It’s World Toilet Day and still more than one-third of the world’s population – 2.5 billion people – do not have access to proper toilets, and 1 billion people practice open defecation. Toilets may not be a popular topic of daily conversation, but it’s a crucial issue we need to talk about in order to create a healthier and safer world.
Why? The facts are shocking. According to the UN:
- Every year, hundreds of thousands of children under the age of 5 die from diarrhea that’s largely preventable through solutions such as clean toilets, clean water, and good hygiene, as well as vaccines.
- Safe sanitation is a key factor in keeping adolescent girls in school. Many teenage girls leave school when they start menstruating because they have no privacy. Additionally, girls and women are at risk of violence when they walk in the dark to find a toilet or to openly defecate.
- Nine out of 10 people openly defecating live in rural areas. And in areas where toilets do exist, they often aren’t adequate for people with special needs, such as elderly people, people with disabilities, and girls and women who need to manage menstrual hygiene.
- Safe sanitation cost less than you think – as little as $20 per household annually. And with every $1 invested in sanitation, you gain $5 in benefits from reducing health care costs.
Ending the practice of open defecation can help reduce illness, child deaths, violence against women, and missed school days. Millions of lives can be saved if only proper sanitation was available to all.

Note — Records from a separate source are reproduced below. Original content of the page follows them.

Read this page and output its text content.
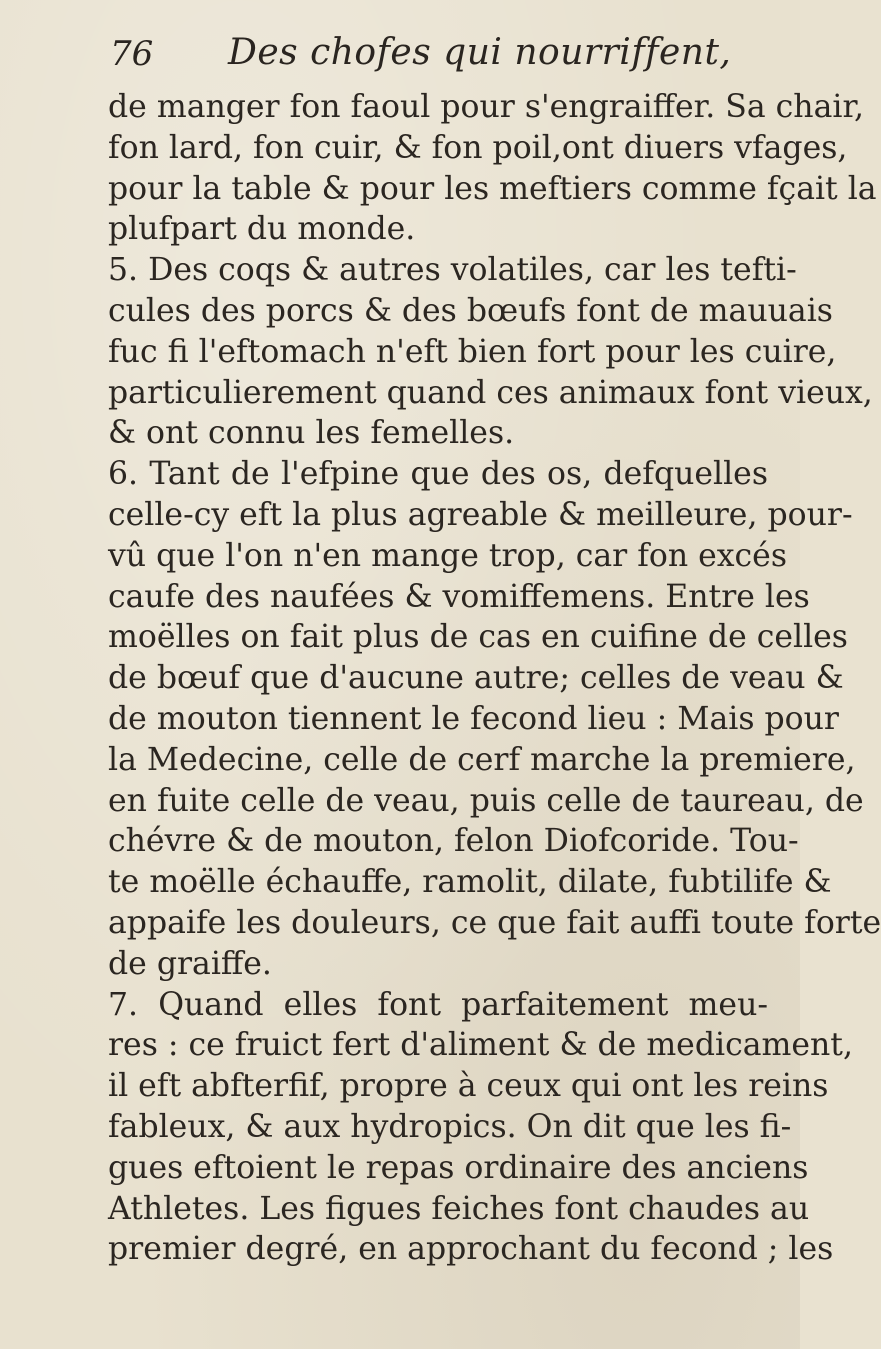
76 Des chofes qui nourriffent,
de manger fon faoul pour s'engraiffer. Sa chair,
fon lard, fon cuir, & fon poil,ont diuers vfages,
pour la table & pour les meftiers comme fçait la
plufpart du monde.
5. Des coqs & autres volatiles, car les tefti-
cules des porcs & des bœufs font de mauuais
fuc fi l'eftomach n'eft bien fort pour les cuire,
particulierement quand ces animaux font vieux,
& ont connu les femelles.
6. Tant de l'efpine que des os, defquelles
celle-cy eft la plus agreable & meilleure, pour-
vû que l'on n'en mange trop, car fon excés
caufe des naufées & vomiffemens. Entre les
moëlles on fait plus de cas en cuifine de celles
de bœuf que d'aucune autre; celles de veau &
de mouton tiennent le fecond lieu : Mais pour
la Medecine, celle de cerf marche la premiere,
en fuite celle de veau, puis celle de taureau, de
chévre & de mouton, felon Diofcoride. Tou-
te moëlle échauffe, ramolit, dilate, fubtilife &
appaife les douleurs, ce que fait auffi toute forte
de graiffe.
7. Quand elles font parfaitement meu-
res : ce fruict fert d'aliment & de medicament,
il eft abfterfif, propre à ceux qui ont les reins
fableux, & aux hydropics. On dit que les fi-
gues eftoient le repas ordinaire des anciens
Athletes. Les figues feiches font chaudes au
premier degré, en approchant du fecond ; les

Improving access to sanitation has been a key priority for the United Nations and UN Deputy Secretary-General Jan Eliasson, who has launched the “End Open Defecation” campaign to spur dialogue and action on this issue. UN Water and many other UN agencies are also helping to address the sanitation challenge, along with partners around the world.
A big part of solving this problem is talking about it and raising awareness of the need to do something.